Monday, September 17, 2012








Mugger: "Give me all your money."

Muggee: "Do you know who I am?"
Mugger: "No."
Muggee: "I'm the Chairman of Goldman Sachs…
Muggee: "Ok, so give me all my money.





Romney's got a new commercial out  titled “Where Did All the Money Go?”, and it essentially accuses Obama of engaging  in so-called “political payoffs” while in office.The ad lays thick text over images of burning cash ... “Friends, donors, campaign supporters, special interest groups,”  “Where did the Obama stimulus money go?”  
Suspect it'll be effective too.  Keep wishing the Dems would get wise to the fact that the public has been insufficiently schooled on the realities of the Stimulus package(s).  I don't think most people understand how it works and how it's not about money but about faith--faith in the health of credit. What are they afraid of?  Or do they not understand what it is that the general public doesn't understand?  Obama is a great communicator, but I haven't heard him explain it in lay terms a la Roosevelt and LaGuardia who used similar talents to connect the dots for those of us who need a little TLC, even if it is candy coated and truth free. Must be hard for those who really know how the game works cause they probably also know that the shrewd bastard Ford was right...if people knew, there'd be hell to pay. 
Last week Sunday  Times Crossword (Sept. 9) was a real stinker- Not particularly clever theme  and nothing playful about it.  Using one clue to apply to two separate answers can be fun only if the relationship between the two provides some kind of guidance as to how they are related or at the very least have something clever in common ...but in this case it was almost literal minded and I struggled for a bit because I kept assuming some element of irony or whimsy was present ...and it wasn't.   And my Saturday morning happiness is dependent on a good Sunday puzzle!  So hey Will Shortz...get your synonym for poop together. 

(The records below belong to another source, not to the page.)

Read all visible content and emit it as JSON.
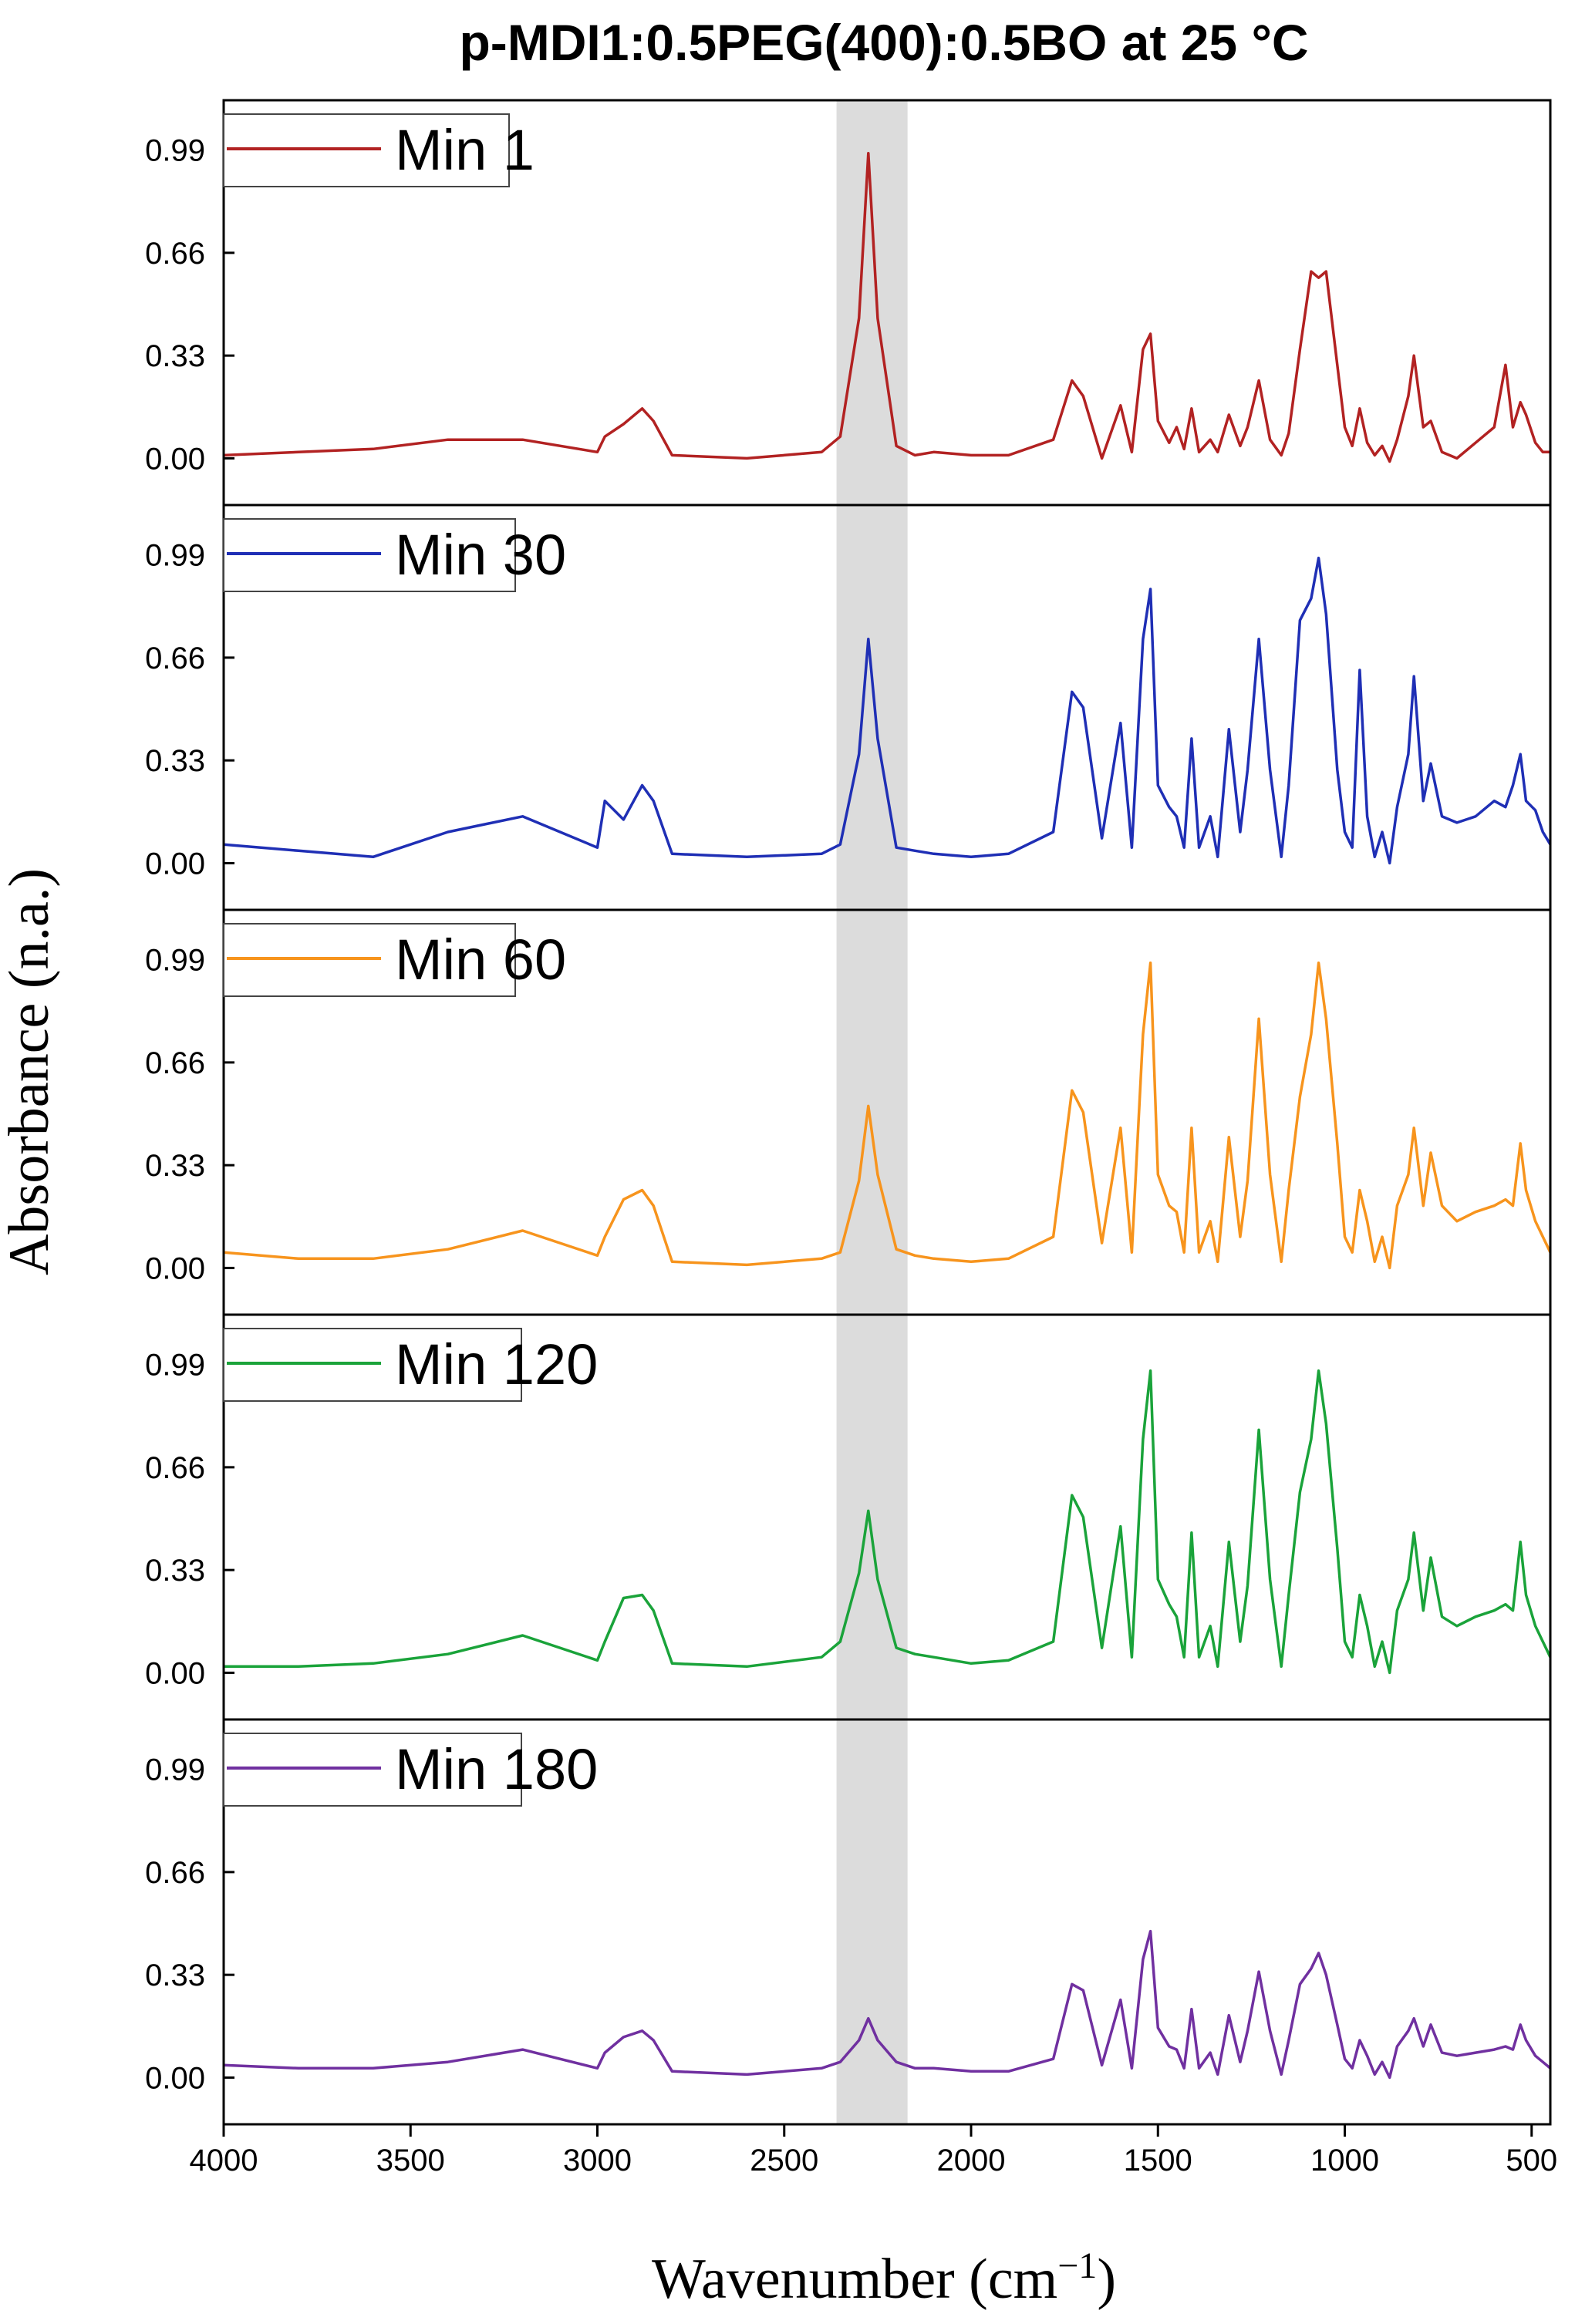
{
  "chart_data": {
    "type": "line",
    "title": "p-MDI1:0.5PEG(400):0.5BO at 25 °C",
    "xlabel": "Wavenumber (cm",
    "xlabel_sup": "−1",
    "xlabel_close": ")",
    "ylabel": "Absorbance (n.a.)",
    "xlim": [
      4000,
      450
    ],
    "ylim": [
      -0.15,
      1.15
    ],
    "x_ticks": [
      4000,
      3500,
      3000,
      2500,
      2000,
      1500,
      1000,
      500
    ],
    "x_tick_labels": [
      "4000",
      "3500",
      "3000",
      "2500",
      "2000",
      "1500",
      "1000",
      "500"
    ],
    "y_ticks": [
      0,
      0.33,
      0.66,
      0.99
    ],
    "y_tick_labels": [
      "0.00",
      "0.33",
      "0.66",
      "0.99"
    ],
    "highlight_band": [
      2360,
      2170
    ],
    "highlight_color": "#dcdcdc",
    "legend_location": "top-left",
    "x": [
      4000,
      3800,
      3600,
      3400,
      3200,
      3000,
      2980,
      2930,
      2880,
      2850,
      2800,
      2600,
      2400,
      2350,
      2300,
      2275,
      2250,
      2200,
      2150,
      2100,
      2000,
      1900,
      1780,
      1730,
      1700,
      1650,
      1600,
      1570,
      1540,
      1520,
      1500,
      1470,
      1450,
      1430,
      1410,
      1390,
      1360,
      1340,
      1310,
      1280,
      1260,
      1230,
      1200,
      1170,
      1150,
      1120,
      1090,
      1070,
      1050,
      1020,
      1000,
      980,
      960,
      940,
      920,
      900,
      880,
      860,
      830,
      815,
      790,
      770,
      740,
      700,
      650,
      600,
      570,
      550,
      530,
      515,
      490,
      470,
      450
    ],
    "series": [
      {
        "name": "Min 1",
        "color": "#b22222",
        "values": [
          0.01,
          0.02,
          0.03,
          0.06,
          0.06,
          0.02,
          0.07,
          0.11,
          0.16,
          0.12,
          0.01,
          0.0,
          0.02,
          0.07,
          0.45,
          0.98,
          0.45,
          0.04,
          0.01,
          0.02,
          0.01,
          0.01,
          0.06,
          0.25,
          0.2,
          0.0,
          0.17,
          0.02,
          0.35,
          0.4,
          0.12,
          0.05,
          0.1,
          0.03,
          0.16,
          0.02,
          0.06,
          0.02,
          0.14,
          0.04,
          0.1,
          0.25,
          0.06,
          0.01,
          0.08,
          0.35,
          0.6,
          0.58,
          0.6,
          0.3,
          0.1,
          0.04,
          0.16,
          0.05,
          0.01,
          0.04,
          -0.01,
          0.06,
          0.2,
          0.33,
          0.1,
          0.12,
          0.02,
          0.0,
          0.05,
          0.1,
          0.3,
          0.1,
          0.18,
          0.14,
          0.05,
          0.02,
          0.02
        ]
      },
      {
        "name": "Min 30",
        "color": "#1f2fb5",
        "values": [
          0.06,
          0.04,
          0.02,
          0.1,
          0.15,
          0.05,
          0.2,
          0.14,
          0.25,
          0.2,
          0.03,
          0.02,
          0.03,
          0.06,
          0.35,
          0.72,
          0.4,
          0.05,
          0.04,
          0.03,
          0.02,
          0.03,
          0.1,
          0.55,
          0.5,
          0.08,
          0.45,
          0.05,
          0.72,
          0.88,
          0.25,
          0.18,
          0.15,
          0.05,
          0.4,
          0.05,
          0.15,
          0.02,
          0.43,
          0.1,
          0.3,
          0.72,
          0.3,
          0.02,
          0.25,
          0.78,
          0.85,
          0.98,
          0.8,
          0.3,
          0.1,
          0.05,
          0.62,
          0.15,
          0.02,
          0.1,
          0.0,
          0.18,
          0.35,
          0.6,
          0.2,
          0.32,
          0.15,
          0.13,
          0.15,
          0.2,
          0.18,
          0.25,
          0.35,
          0.2,
          0.17,
          0.1,
          0.06
        ]
      },
      {
        "name": "Min 60",
        "color": "#f7941d",
        "values": [
          0.05,
          0.03,
          0.03,
          0.06,
          0.12,
          0.04,
          0.1,
          0.22,
          0.25,
          0.2,
          0.02,
          0.01,
          0.03,
          0.05,
          0.28,
          0.52,
          0.3,
          0.06,
          0.04,
          0.03,
          0.02,
          0.03,
          0.1,
          0.57,
          0.5,
          0.08,
          0.45,
          0.05,
          0.75,
          0.98,
          0.3,
          0.2,
          0.18,
          0.05,
          0.45,
          0.05,
          0.15,
          0.02,
          0.42,
          0.1,
          0.28,
          0.8,
          0.3,
          0.02,
          0.25,
          0.55,
          0.75,
          0.98,
          0.8,
          0.4,
          0.1,
          0.05,
          0.25,
          0.15,
          0.02,
          0.1,
          0.0,
          0.2,
          0.3,
          0.45,
          0.2,
          0.37,
          0.2,
          0.15,
          0.18,
          0.2,
          0.22,
          0.2,
          0.4,
          0.25,
          0.15,
          0.1,
          0.05
        ]
      },
      {
        "name": "Min 120",
        "color": "#1aa33a",
        "values": [
          0.02,
          0.02,
          0.03,
          0.06,
          0.12,
          0.04,
          0.1,
          0.24,
          0.25,
          0.2,
          0.03,
          0.02,
          0.05,
          0.1,
          0.32,
          0.52,
          0.3,
          0.08,
          0.06,
          0.05,
          0.03,
          0.04,
          0.1,
          0.57,
          0.5,
          0.08,
          0.47,
          0.05,
          0.75,
          0.97,
          0.3,
          0.22,
          0.18,
          0.05,
          0.45,
          0.05,
          0.15,
          0.02,
          0.42,
          0.1,
          0.28,
          0.78,
          0.3,
          0.02,
          0.25,
          0.58,
          0.75,
          0.97,
          0.8,
          0.4,
          0.1,
          0.05,
          0.25,
          0.15,
          0.02,
          0.1,
          0.0,
          0.2,
          0.3,
          0.45,
          0.2,
          0.37,
          0.18,
          0.15,
          0.18,
          0.2,
          0.22,
          0.2,
          0.42,
          0.25,
          0.15,
          0.1,
          0.05
        ]
      },
      {
        "name": "Min 180",
        "color": "#7030a0",
        "values": [
          0.04,
          0.03,
          0.03,
          0.05,
          0.09,
          0.03,
          0.08,
          0.13,
          0.15,
          0.12,
          0.02,
          0.01,
          0.03,
          0.05,
          0.12,
          0.19,
          0.12,
          0.05,
          0.03,
          0.03,
          0.02,
          0.02,
          0.06,
          0.3,
          0.28,
          0.04,
          0.25,
          0.03,
          0.38,
          0.47,
          0.16,
          0.1,
          0.09,
          0.03,
          0.22,
          0.03,
          0.08,
          0.01,
          0.2,
          0.05,
          0.15,
          0.34,
          0.15,
          0.01,
          0.12,
          0.3,
          0.35,
          0.4,
          0.33,
          0.17,
          0.06,
          0.03,
          0.12,
          0.07,
          0.01,
          0.05,
          0.0,
          0.1,
          0.15,
          0.19,
          0.1,
          0.17,
          0.08,
          0.07,
          0.08,
          0.09,
          0.1,
          0.09,
          0.17,
          0.12,
          0.07,
          0.05,
          0.03
        ]
      }
    ]
  }
}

Reading this novel for our men's book group--our group's founder knows author De Jonge, and we often try to choose books written by authors willing to join us for dinner where we can then pepper (him/her) with questions that do more to spotlight our ignorance and naivete than stimulate meaningful dialogue. But good time is usually had by all and no one goes home hungry.  
While reading this witty,street wise and deceptively well crafted book I was reminded that there's no substitute for strong plot, compelling characters and smart "real world" observation.  This book may be considered light formulaic genre reading to some (though "Literary" is a genre too) but I'm enjoying every page and turning them enthusiastically--which is something I can't say I've done with the work  produced by the "heavyweights" like Franzen, Foer, Diaz, DeLillo...et.al.


  
Who came up with this standard Security Check question they ask at airports?

“Has anyone put anything in your baggage without your knowledge?”

Maybe the question originally was something like:  " To the best of your knowledge, has anyone...."  and due to lax training and low standards it has morphed into incomprehensibility like a message in a game of Telephone....OR...
 It's intentionally worded that way in order to induce a state of metaphysical confusion (rendering us more likely to reveal our deadly secret plans)  as we ponder the notion of having knowledge of something for which we have no knowledge!

And how about:

Do you have anything in your bag that could be used as a weapon? 

You mean other than using the bag itself which could be swung in such a way as to result in lacerations, momentary disorientation or even a concussed cranium? Hmmm?  Well I could use my phone charger cord as a garrote and my pens are potentially  lethal  and could conceivably be laced with poison ink. My books can, if skillfully handled, cause damage if wielded and/or thrown with sufficient force and  my assorted  paper products could  produce  cuts with depths adequate to induce bleeding.  Also,  my dental floss could easily be more than enough to disable an unsuspecting victim not familiar with the tenacious strength and durability of the seemingly benign twine--and my eyeglasses could quickly and easily be transformed into  shards of glass sharp enough to sever a major artery...but other than that, no I don't think so.